The third movie I saw was Slumdog Millionaire.  Excellent movie.  Brilliant acting by rank new comers.  Take a hint,  Aamir, SRK, Akshay Kumar and all the others.  Your days of  being able to sell crap just because it has your signature on it, are coming to an end.  Real soon. The obvious question that came to the mind was why can’t Indian directors come up with a movie like Slumdog which is set in India and is about Indians?  Director Anurag Basu, in an interview to ‘The Hindu’ has stated that Indian directors don’t easily grab such opportunities as they read less or don’t read at all.  Amazing isn’t it?  Why read books when you can load a Hollywood movie into the DVD player and see how it can be ripped-off?  Creativity, anybody??? The movie was very enjoyable, taking the viewer on a rollercoaster ride starting in the slums and ending in riches.  One would be tempted to call it a ‘feel-good’ movie, but it does not attempt to sell a sugar-coated pill.  It makes no attempts at all to mask the sleaze and the slime.  What you see is what you actually get or rather, what you actually get is what you get to see, in the movie. On a side note,  I thought that Rehman’s Golden Globe winning ‘Jai Ho’ song was very ordinary, by his own standards as well as by that of Bollywood.  Does it mean that our music is way ahead of our filmmaking abilities?

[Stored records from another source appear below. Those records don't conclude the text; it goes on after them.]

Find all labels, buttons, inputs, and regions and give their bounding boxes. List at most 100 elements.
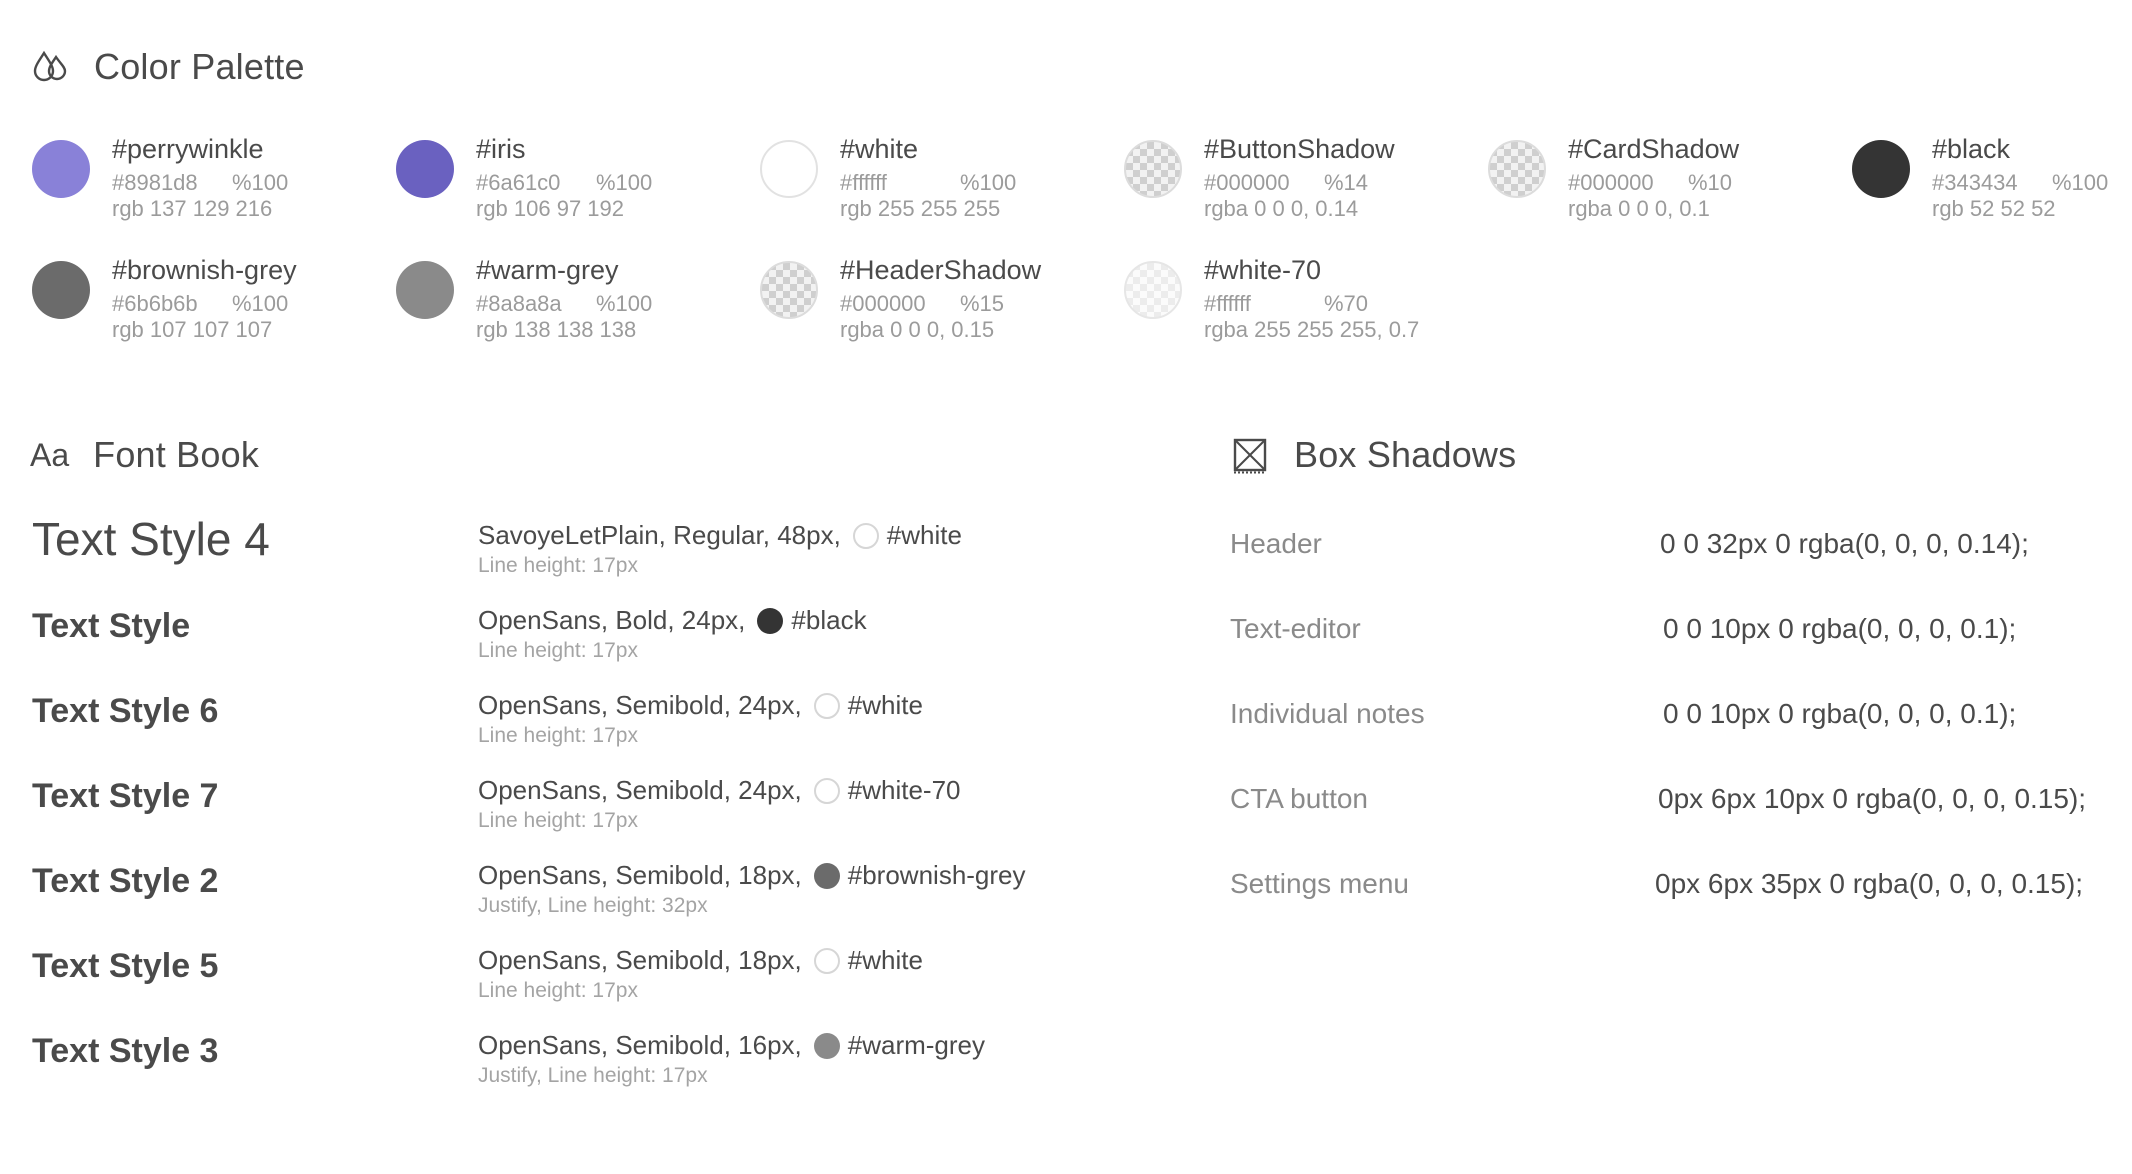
style-desc-text: OpenSans, Semibold, 18px, bbox=[478, 945, 802, 975]
swatch-rgb: rgba 0 0 0, 0.1 bbox=[1568, 196, 1710, 221]
color-circle bbox=[1488, 140, 1546, 198]
swatch-hex: #000000 bbox=[840, 291, 926, 316]
swatch-hex: #000000 bbox=[1568, 170, 1654, 195]
swatch-hex: #000000 bbox=[1204, 170, 1290, 195]
style-desc-text: SavoyeLetPlain, Regular, 48px, bbox=[478, 520, 841, 550]
color-circle bbox=[1124, 261, 1182, 319]
swatch-headershadow: #HeaderShadow #000000 %15 rgba 0 0 0, 0.1… bbox=[758, 255, 1078, 371]
style-name: Text Style 2 bbox=[32, 862, 219, 900]
swatch-opacity: %100 bbox=[596, 170, 653, 195]
swatch-rgb: rgb 107 107 107 bbox=[112, 317, 273, 342]
swatch-opacity: %15 bbox=[960, 291, 1005, 316]
swatch-name: #iris bbox=[476, 134, 526, 164]
shadow-value: 0px 6px 35px 0 rgba(0, 0, 0, 0.15); bbox=[1655, 868, 2084, 899]
font-book-header: Aa Font Book bbox=[30, 434, 259, 476]
color-circle bbox=[396, 261, 454, 319]
swatch-name: #white-70 bbox=[1204, 255, 1322, 285]
swatch-white-70: #white-70 #ffffff %70 rgba 255 255 255, 0… bbox=[1122, 255, 1442, 371]
style-color-name: #warm-grey bbox=[847, 1030, 986, 1060]
color-dot-icon bbox=[757, 607, 784, 634]
font-style-row: Text Style 4 SavoyeLetPlain, Regular, 48… bbox=[32, 513, 1152, 596]
style-desc: OpenSans, Semibold, 24px, #white-70 bbox=[478, 775, 961, 806]
color-circle bbox=[1124, 140, 1182, 198]
swatch-hex: #ffffff bbox=[840, 170, 887, 195]
style-meta: Justify, Line height: 17px bbox=[478, 1064, 708, 1087]
box-shadow-icon bbox=[1230, 435, 1270, 475]
swatch-name: #black bbox=[1932, 134, 2011, 164]
font-style-row: Text Style 6 OpenSans, Semibold, 24px, #… bbox=[32, 686, 1152, 766]
color-circle bbox=[32, 261, 90, 319]
style-desc: OpenSans, Semibold, 16px, #warm-grey bbox=[478, 1030, 985, 1061]
style-name: Text Style 6 bbox=[32, 692, 219, 730]
style-desc: OpenSans, Semibold, 24px, #white bbox=[478, 690, 923, 721]
swatch-rgb: rgba 0 0 0, 0.15 bbox=[840, 317, 995, 342]
shadow-value: 0 0 10px 0 rgba(0, 0, 0, 0.1); bbox=[1663, 613, 2017, 644]
shadow-value: 0 0 10px 0 rgba(0, 0, 0, 0.1); bbox=[1663, 698, 2017, 729]
style-desc-text: OpenSans, Semibold, 24px, bbox=[478, 775, 802, 805]
swatch-iris: #iris #6a61c0 %100 rgb 106 97 192 bbox=[394, 134, 714, 250]
color-dot-icon bbox=[852, 522, 879, 549]
color-palette-header: Color Palette bbox=[30, 46, 305, 88]
font-style-row: Text Style 5 OpenSans, Semibold, 18px, #… bbox=[32, 941, 1152, 1021]
color-palette-title: Color Palette bbox=[94, 46, 305, 87]
swatch-hex: #6a61c0 bbox=[476, 170, 561, 195]
swatch-name: #CardShadow bbox=[1568, 134, 1740, 164]
style-name: Text Style 3 bbox=[32, 1032, 219, 1070]
style-color-name: #white bbox=[847, 690, 923, 720]
swatch-white: #white #ffffff %100 rgb 255 255 255 bbox=[758, 134, 1078, 250]
style-meta: Line height: 17px bbox=[478, 809, 638, 832]
swatch-opacity: %10 bbox=[1688, 170, 1733, 195]
swatch-hex: #ffffff bbox=[1204, 291, 1251, 316]
swatch-rgb: rgba 0 0 0, 0.14 bbox=[1204, 196, 1359, 221]
style-meta: Justify, Line height: 32px bbox=[478, 894, 708, 917]
shadow-label: Text-editor bbox=[1230, 613, 1361, 644]
style-desc-text: OpenSans, Semibold, 18px, bbox=[478, 860, 802, 890]
color-dot-icon bbox=[813, 1032, 840, 1059]
font-book-title: Font Book bbox=[93, 434, 260, 475]
swatch-cardshadow: #CardShadow #000000 %10 rgba 0 0 0, 0.1 bbox=[1486, 134, 1806, 250]
shadow-value: 0 0 32px 0 rgba(0, 0, 0, 0.14); bbox=[1660, 528, 2029, 559]
color-dot-icon bbox=[813, 947, 840, 974]
style-meta: Line height: 17px bbox=[478, 724, 638, 747]
shadow-row: Individual notes 0 0 10px 0 rgba(0, 0, 0… bbox=[1230, 698, 2110, 738]
style-desc: OpenSans, Bold, 24px, #black bbox=[478, 605, 867, 636]
swatch-rgb: rgba 255 255 255, 0.7 bbox=[1204, 317, 1420, 342]
style-desc-text: OpenSans, Bold, 24px, bbox=[478, 605, 746, 635]
style-name: Text Style 4 bbox=[32, 513, 270, 565]
font-aa-icon: Aa bbox=[30, 436, 70, 473]
font-style-row: Text Style OpenSans, Bold, 24px, #black … bbox=[32, 601, 1152, 681]
swatch-rgb: rgb 52 52 52 bbox=[1932, 196, 2056, 221]
swatch-name: #white bbox=[840, 134, 919, 164]
swatch-rgb: rgb 255 255 255 bbox=[840, 196, 1001, 221]
style-desc: OpenSans, Semibold, 18px, #white bbox=[478, 945, 923, 976]
swatch-opacity: %14 bbox=[1324, 170, 1369, 195]
swatch-rgb: rgb 137 129 216 bbox=[112, 196, 273, 221]
box-shadows-title: Box Shadows bbox=[1294, 434, 1517, 475]
shadow-value: 0px 6px 10px 0 rgba(0, 0, 0, 0.15); bbox=[1658, 783, 2087, 814]
color-dot-icon bbox=[813, 692, 840, 719]
swatch-hex: #8981d8 bbox=[112, 170, 198, 195]
swatch-name: #ButtonShadow bbox=[1204, 134, 1395, 164]
swatch-hex: #8a8a8a bbox=[476, 291, 562, 316]
shadow-label: CTA button bbox=[1230, 783, 1369, 814]
swatch-opacity: %100 bbox=[232, 170, 289, 195]
box-shadows-header: Box Shadows bbox=[1230, 434, 1516, 476]
drops-icon bbox=[30, 47, 70, 87]
font-style-row: Text Style 2 OpenSans, Semibold, 18px, #… bbox=[32, 856, 1152, 936]
style-name: Text Style 5 bbox=[32, 947, 219, 985]
style-color-name: #black bbox=[791, 605, 867, 635]
swatch-opacity: %100 bbox=[596, 291, 653, 316]
font-style-row: Text Style 3 OpenSans, Semibold, 16px, #… bbox=[32, 1026, 1152, 1106]
style-color-name: #brownish-grey bbox=[847, 860, 1026, 890]
swatch-hex: #343434 bbox=[1932, 170, 2018, 195]
swatch-opacity: %70 bbox=[1324, 291, 1369, 316]
swatch-name: #perrywinkle bbox=[112, 134, 264, 164]
shadow-row: Settings menu 0px 6px 35px 0 rgba(0, 0, … bbox=[1230, 868, 2110, 908]
style-meta: Line height: 17px bbox=[478, 979, 638, 1002]
swatch-rgb: rgb 106 97 192 bbox=[476, 196, 625, 221]
color-circle bbox=[396, 140, 454, 198]
color-dot-icon bbox=[813, 862, 840, 889]
style-desc: OpenSans, Semibold, 18px, #brownish-grey bbox=[478, 860, 1026, 891]
swatch-opacity: %100 bbox=[232, 291, 289, 316]
swatch-rgb: rgb 138 138 138 bbox=[476, 317, 637, 342]
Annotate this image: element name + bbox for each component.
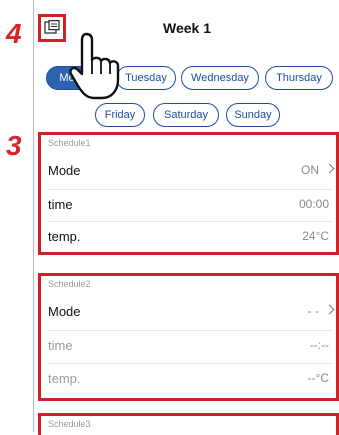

The last movie that I caught was DasVidaniya.  Again, an exeptional poignant movie.  Brilliant acting by Vinay Pathak as the geek who gets rudely shaken out of his routine by a terminal illness and decides to make the most out of the rest of his life.  Shades of American Beauty are visible here and there, like the conversation Amar (Vinay Pathak) has with his alter-ego, when he realizes he has been ‘dead’ for years and decides to get his life back, including getting back at his boss, but the shades are just that, a salute of sorts and definitely no ripping off. Movies like DasVidaniya and ‘A Wednesday’ are the only reason why many viewers including yours truly have not completely given up on Bollywood.  About the rest, it’s time they stopped thinking that building biceps like the world is running out of steroids and dressing up like Chinese and cracking corny jokes can be substitutes for acting.